Arabeskin Efsanevi Yankısı Ferdi Tayfur

Arabeskin Efsanevi Yankısı Ferdi Tayfur

Arabeskin Efsanevi Yankısı Ferdi Tayfur

“Bağrı yanık olduğum için böyle şarkılar yaptım.”
İşte Ferdi Tayfur’un hayatının kısa ama derin bir özeti. Bu söz, bir dönemin yalnızlıklarına, hayal kırıklıklarına, hasretle sarılmış gecelerine rehberlik eden bir insanın, aslında hepimizin hikâyesi.

Hayat, Ferdi Tayfur için sert başlamış; daha küçük yaşta babasını kaybetmiş, aile yükünü omuzlamış. Ama o yük, belki de onu en zirveye taşıyan yolculuğunun ilk adımıydı.

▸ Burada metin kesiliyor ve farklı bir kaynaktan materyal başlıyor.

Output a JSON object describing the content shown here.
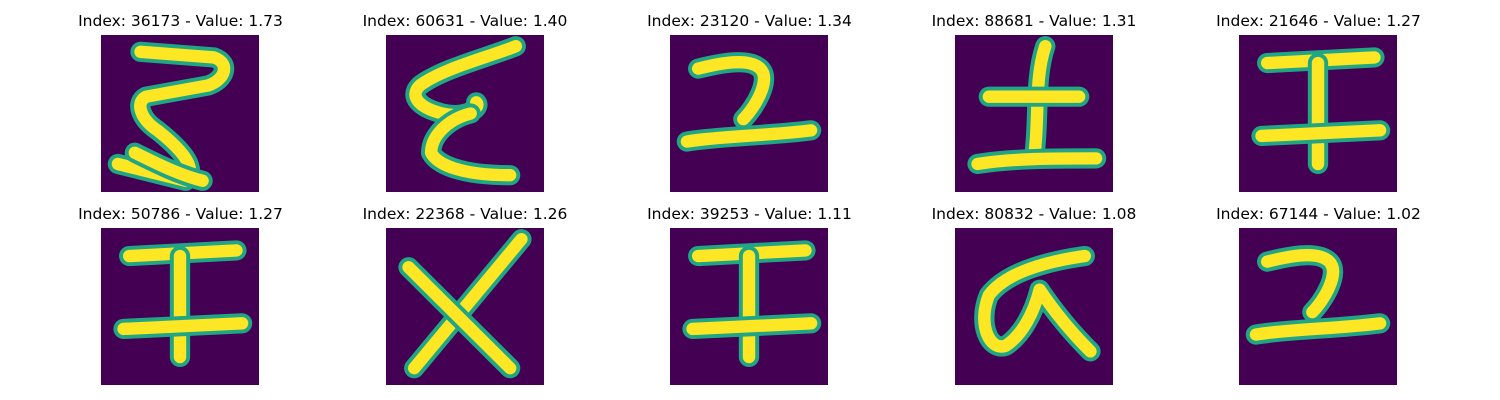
{
  "chart_data": {
    "type": "image-grid",
    "rows": 2,
    "cols": 5,
    "colormap": "viridis",
    "colors": {
      "background": "#440154",
      "edge": "#21a685",
      "stroke": "#fde725"
    },
    "panels": [
      {
        "title": "Index: 36173 - Value: 1.73",
        "index": 36173,
        "value": 1.73,
        "glyph": "zigzag-3"
      },
      {
        "title": "Index: 60631 - Value: 1.40",
        "index": 60631,
        "value": 1.4,
        "glyph": "zigzag-e"
      },
      {
        "title": "Index: 23120 - Value: 1.34",
        "index": 23120,
        "value": 1.34,
        "glyph": "ko-hook"
      },
      {
        "title": "Index: 88681 - Value: 1.31",
        "index": 88681,
        "value": 1.31,
        "glyph": "tsuchi"
      },
      {
        "title": "Index: 21646 - Value: 1.27",
        "index": 21646,
        "value": 1.27,
        "glyph": "i-beam"
      },
      {
        "title": "Index: 50786 - Value: 1.27",
        "index": 50786,
        "value": 1.27,
        "glyph": "i-beam"
      },
      {
        "title": "Index: 22368 - Value: 1.26",
        "index": 22368,
        "value": 1.26,
        "glyph": "x-cross"
      },
      {
        "title": "Index: 39253 - Value: 1.11",
        "index": 39253,
        "value": 1.11,
        "glyph": "i-beam"
      },
      {
        "title": "Index: 80832 - Value: 1.08",
        "index": 80832,
        "value": 1.08,
        "glyph": "alpha"
      },
      {
        "title": "Index: 67144 - Value: 1.02",
        "index": 67144,
        "value": 1.02,
        "glyph": "ko-hook"
      }
    ]
  }
}
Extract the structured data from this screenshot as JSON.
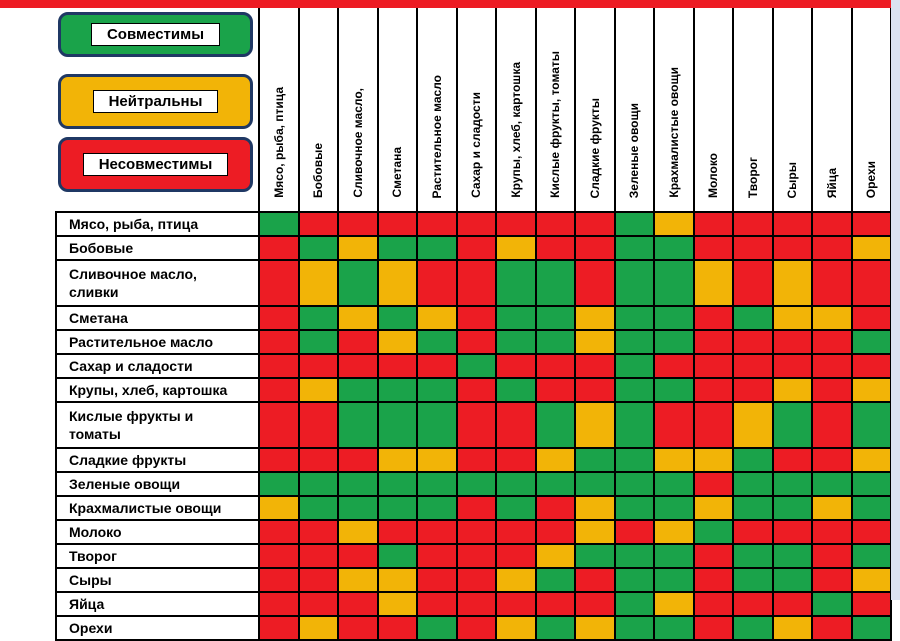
{
  "page": {
    "top_strip_color": "#ED1C24",
    "right_strip_color": "#dbe3f1",
    "grid_line_color": "#000000"
  },
  "legend": {
    "border_color": "#1F3864",
    "items": [
      {
        "key": "C",
        "label": "Совместимы",
        "color": "#1AA34A"
      },
      {
        "key": "N",
        "label": "Нейтральны",
        "color": "#F2B407"
      },
      {
        "key": "X",
        "label": "Несовместимы",
        "color": "#ED1C24"
      }
    ]
  },
  "chart_data": {
    "type": "heatmap",
    "title": "",
    "legend": {
      "C": "Совместимы",
      "N": "Нейтральны",
      "X": "Несовместимы"
    },
    "columns": [
      "Мясо, рыба, птица",
      "Бобовые",
      "Сливочное масло,",
      "Сметана",
      "Растительное масло",
      "Сахар и сладости",
      "Крупы, хлеб, картошка",
      "Кислые фрукты, томаты",
      "Сладкие фрукты",
      "Зеленые овощи",
      "Крахмалистые овощи",
      "Молоко",
      "Творог",
      "Сыры",
      "Яйца",
      "Орехи"
    ],
    "rows": [
      "Мясо, рыба, птица",
      "Бобовые",
      "Сливочное масло,\nсливки",
      "Сметана",
      "Растительное масло",
      "Сахар и сладости",
      "Крупы, хлеб, картошка",
      "Кислые фрукты и\nтоматы",
      "Сладкие фрукты",
      "Зеленые овощи",
      "Крахмалистые овощи",
      "Молоко",
      "Творог",
      "Сыры",
      "Яйца",
      "Орехи"
    ],
    "values": [
      [
        "C",
        "X",
        "X",
        "X",
        "X",
        "X",
        "X",
        "X",
        "X",
        "C",
        "N",
        "X",
        "X",
        "X",
        "X",
        "X"
      ],
      [
        "X",
        "C",
        "N",
        "C",
        "C",
        "X",
        "N",
        "X",
        "X",
        "C",
        "C",
        "X",
        "X",
        "X",
        "X",
        "N"
      ],
      [
        "X",
        "N",
        "C",
        "N",
        "X",
        "X",
        "C",
        "C",
        "X",
        "C",
        "C",
        "N",
        "X",
        "N",
        "X",
        "X"
      ],
      [
        "X",
        "C",
        "N",
        "C",
        "N",
        "X",
        "C",
        "C",
        "N",
        "C",
        "C",
        "X",
        "C",
        "N",
        "N",
        "X"
      ],
      [
        "X",
        "C",
        "X",
        "N",
        "C",
        "X",
        "C",
        "C",
        "N",
        "C",
        "C",
        "X",
        "X",
        "X",
        "X",
        "C"
      ],
      [
        "X",
        "X",
        "X",
        "X",
        "X",
        "C",
        "X",
        "X",
        "X",
        "C",
        "X",
        "X",
        "X",
        "X",
        "X",
        "X"
      ],
      [
        "X",
        "N",
        "C",
        "C",
        "C",
        "X",
        "C",
        "X",
        "X",
        "C",
        "C",
        "X",
        "X",
        "N",
        "X",
        "N"
      ],
      [
        "X",
        "X",
        "C",
        "C",
        "C",
        "X",
        "X",
        "C",
        "N",
        "C",
        "X",
        "X",
        "N",
        "C",
        "X",
        "C"
      ],
      [
        "X",
        "X",
        "X",
        "N",
        "N",
        "X",
        "X",
        "N",
        "C",
        "C",
        "N",
        "N",
        "C",
        "X",
        "X",
        "N"
      ],
      [
        "C",
        "C",
        "C",
        "C",
        "C",
        "C",
        "C",
        "C",
        "C",
        "C",
        "C",
        "X",
        "C",
        "C",
        "C",
        "C"
      ],
      [
        "N",
        "C",
        "C",
        "C",
        "C",
        "X",
        "C",
        "X",
        "N",
        "C",
        "C",
        "N",
        "C",
        "C",
        "N",
        "C"
      ],
      [
        "X",
        "X",
        "N",
        "X",
        "X",
        "X",
        "X",
        "X",
        "N",
        "X",
        "N",
        "C",
        "X",
        "X",
        "X",
        "X"
      ],
      [
        "X",
        "X",
        "X",
        "C",
        "X",
        "X",
        "X",
        "N",
        "C",
        "C",
        "C",
        "X",
        "C",
        "C",
        "X",
        "C"
      ],
      [
        "X",
        "X",
        "N",
        "N",
        "X",
        "X",
        "N",
        "C",
        "X",
        "C",
        "C",
        "X",
        "C",
        "C",
        "X",
        "N"
      ],
      [
        "X",
        "X",
        "X",
        "N",
        "X",
        "X",
        "X",
        "X",
        "X",
        "C",
        "N",
        "X",
        "X",
        "X",
        "C",
        "X"
      ],
      [
        "X",
        "N",
        "X",
        "X",
        "C",
        "X",
        "N",
        "C",
        "N",
        "C",
        "C",
        "X",
        "C",
        "N",
        "X",
        "C"
      ]
    ]
  }
}
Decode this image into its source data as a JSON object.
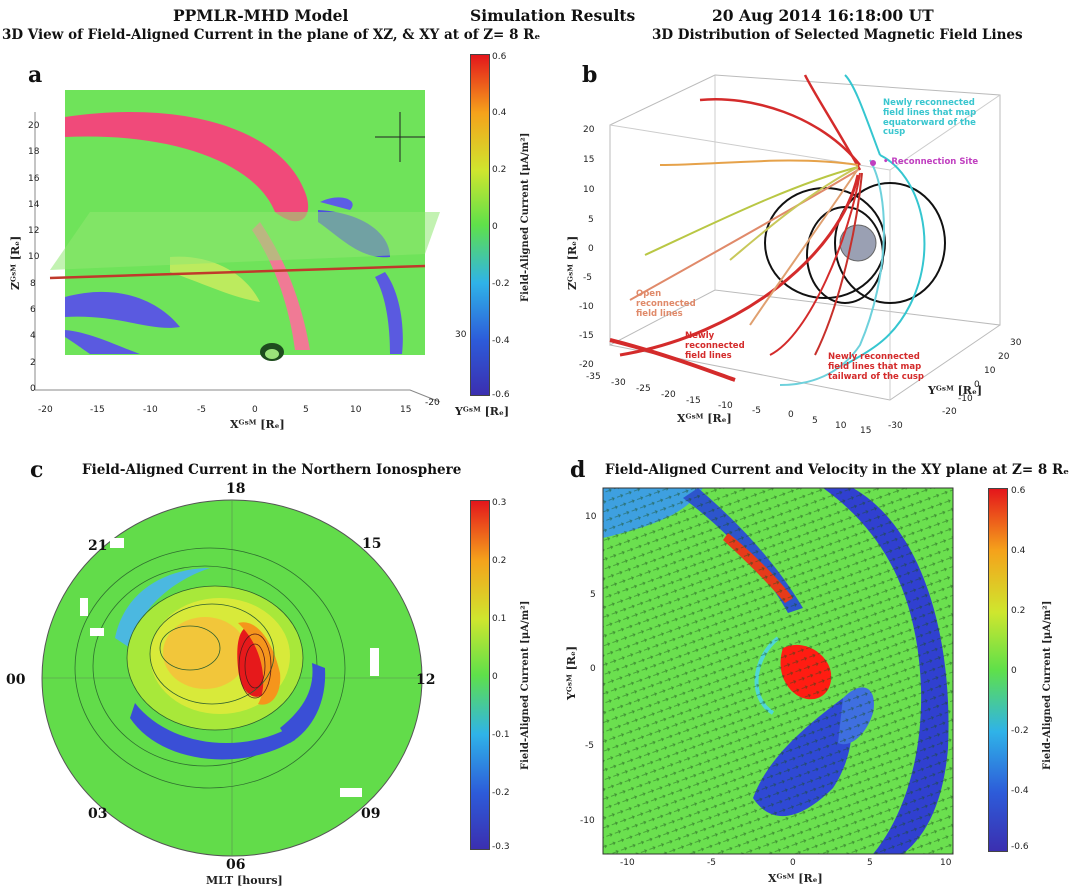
{
  "header": {
    "model": "PPMLR-MHD Model",
    "center": "Simulation Results",
    "datetime": "20 Aug 2014  16:18:00 UT"
  },
  "panel_a": {
    "label": "a",
    "title": "3D View of Field-Aligned Current in the plane of XZ, & XY at of Z= 8 Rₑ",
    "z_ticks": [
      "20",
      "18",
      "16",
      "14",
      "12",
      "10",
      "8",
      "6",
      "4",
      "2",
      "0"
    ],
    "x_ticks": [
      "-20",
      "-15",
      "-10",
      "-5",
      "0",
      "5",
      "10",
      "15"
    ],
    "y_ticks": [
      "-20",
      "30"
    ],
    "z_label": "Zᴳˢᴹ [Rₑ]",
    "x_label": "Xᴳˢᴹ [Rₑ]",
    "y_label": "Yᴳˢᴹ [Rₑ]",
    "colorbar": {
      "label": "Field-Aligned Current [μA/m²]",
      "ticks": [
        "0.6",
        "0.4",
        "0.2",
        "0",
        "-0.2",
        "-0.4",
        "-0.6"
      ]
    }
  },
  "panel_b": {
    "label": "b",
    "title": "3D Distribution of Selected Magnetic Field Lines",
    "z_ticks": [
      "20",
      "15",
      "10",
      "5",
      "0",
      "-5",
      "-10",
      "-15",
      "-20"
    ],
    "x_ticks": [
      "-35",
      "-30",
      "-25",
      "-20",
      "-15",
      "-10",
      "-5",
      "0",
      "5",
      "10",
      "15"
    ],
    "y_ticks": [
      "30",
      "20",
      "10",
      "0",
      "-10",
      "-20",
      "-30"
    ],
    "z_label": "Zᴳˢᴹ [Rₑ]",
    "x_label": "Xᴳˢᴹ [Rₑ]",
    "y_label": "Yᴳˢᴹ [Rₑ]",
    "annotations": {
      "reconnection_site": "• Reconnection Site",
      "newly_left": "Newly\nreconnected\nfield lines",
      "newly_right": "Newly reconnected\nfield lines that map\ntailward of the cusp",
      "cusp_lines": "Newly reconnected\nfield lines that map\nequatorward of the\ncusp",
      "open_lines": "Open\nreconnected\nfield lines"
    }
  },
  "panel_c": {
    "label": "c",
    "title": "Field-Aligned Current in the Northern Ionosphere",
    "mlt": [
      "18",
      "15",
      "12",
      "09",
      "06",
      "03",
      "00",
      "21"
    ],
    "mlt_label": "MLT [hours]",
    "colorbar": {
      "label": "Field-Aligned Current [μA/m²]",
      "ticks": [
        "0.3",
        "0.2",
        "0.1",
        "0",
        "-0.1",
        "-0.2",
        "-0.3"
      ]
    }
  },
  "panel_d": {
    "label": "d",
    "title": "Field-Aligned Current and Velocity in the XY plane at Z= 8 Rₑ",
    "y_ticks": [
      "10",
      "5",
      "0",
      "-5",
      "-10"
    ],
    "x_ticks": [
      "-10",
      "-5",
      "0",
      "5",
      "10"
    ],
    "y_label": "Yᴳˢᴹ [Rₑ]",
    "x_label": "Xᴳˢᴹ [Rₑ]",
    "colorbar": {
      "label": "Field-Aligned Current [μA/m²]",
      "ticks": [
        "0.6",
        "0.4",
        "0.2",
        "0",
        "-0.2",
        "-0.4",
        "-0.6"
      ]
    }
  },
  "chart_data": [
    {
      "type": "heatmap",
      "panel": "a",
      "colorscale": "jet",
      "cmin": -0.6,
      "cmax": 0.6
    },
    {
      "type": "line",
      "panel": "b",
      "note": "3D field lines"
    },
    {
      "type": "heatmap",
      "panel": "c",
      "colorscale": "jet",
      "cmin": -0.3,
      "cmax": 0.3
    },
    {
      "type": "heatmap",
      "panel": "d",
      "colorscale": "jet",
      "cmin": -0.6,
      "cmax": 0.6
    }
  ]
}
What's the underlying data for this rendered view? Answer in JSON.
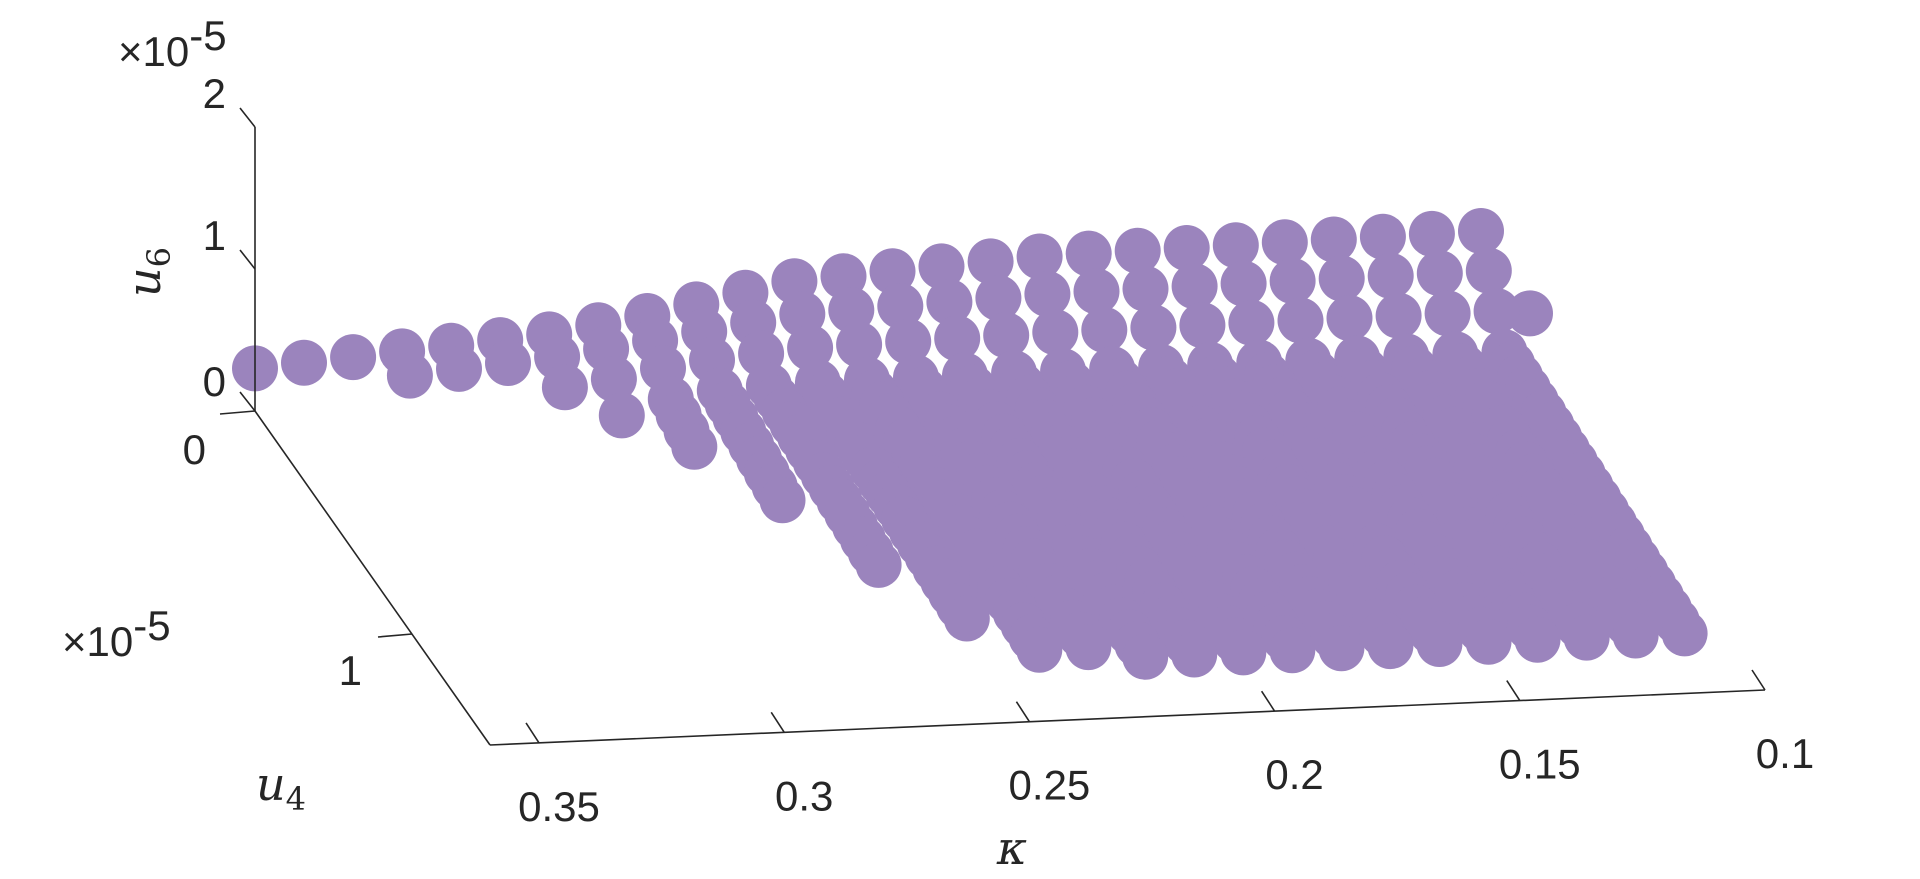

Eğer babası Cumali Bey, Ferdi Tayfur adını ona vermeseydi, bir çocukluk düşü sinema salonlarında filizlenmeseydi, belki de bu kadar çalışkan bir yıldız doğmazdı. Ama hayat bazen bize yazgıyı, tüm afili hikâyesiyle önümüze seriyor. Ferdi Tayfur’da bu hikâyeyi, bağrında yanan ateşiyle, hepimizin kalbine taşıdı.

Ferdi Tayfur, halkın “baba” diye yakıştırdığı o arabesk figürlerinden farklı bir yer tutar.

O, arabesk müziğin içinde yer alırken, asla yalnızca o dünyaya hapsolmamış, kendine özgü bir duruş sergileyerek şarkılarını halka ulaşabileceği bir dille söylemiştir.

Diğer “baba” lakaplı sanatçılardan farklı olarak,
Ferdi Tayfur’un müziği sadece hüzün ve aşkla değil, aynı zamanda insana dair evrensel duygularla yoğrulmuştu.

Herkesin kolayca dinleyebileceği, içinden geçen duyguları bulabileceği bir noktaydı.

Tayfur’un şarkıları, sokaklardan, köylerden, sıradan insanların kalbinden doğmuştu; ve bu samimi, dürüst tavır, onu daha da güçlü kılıyordu.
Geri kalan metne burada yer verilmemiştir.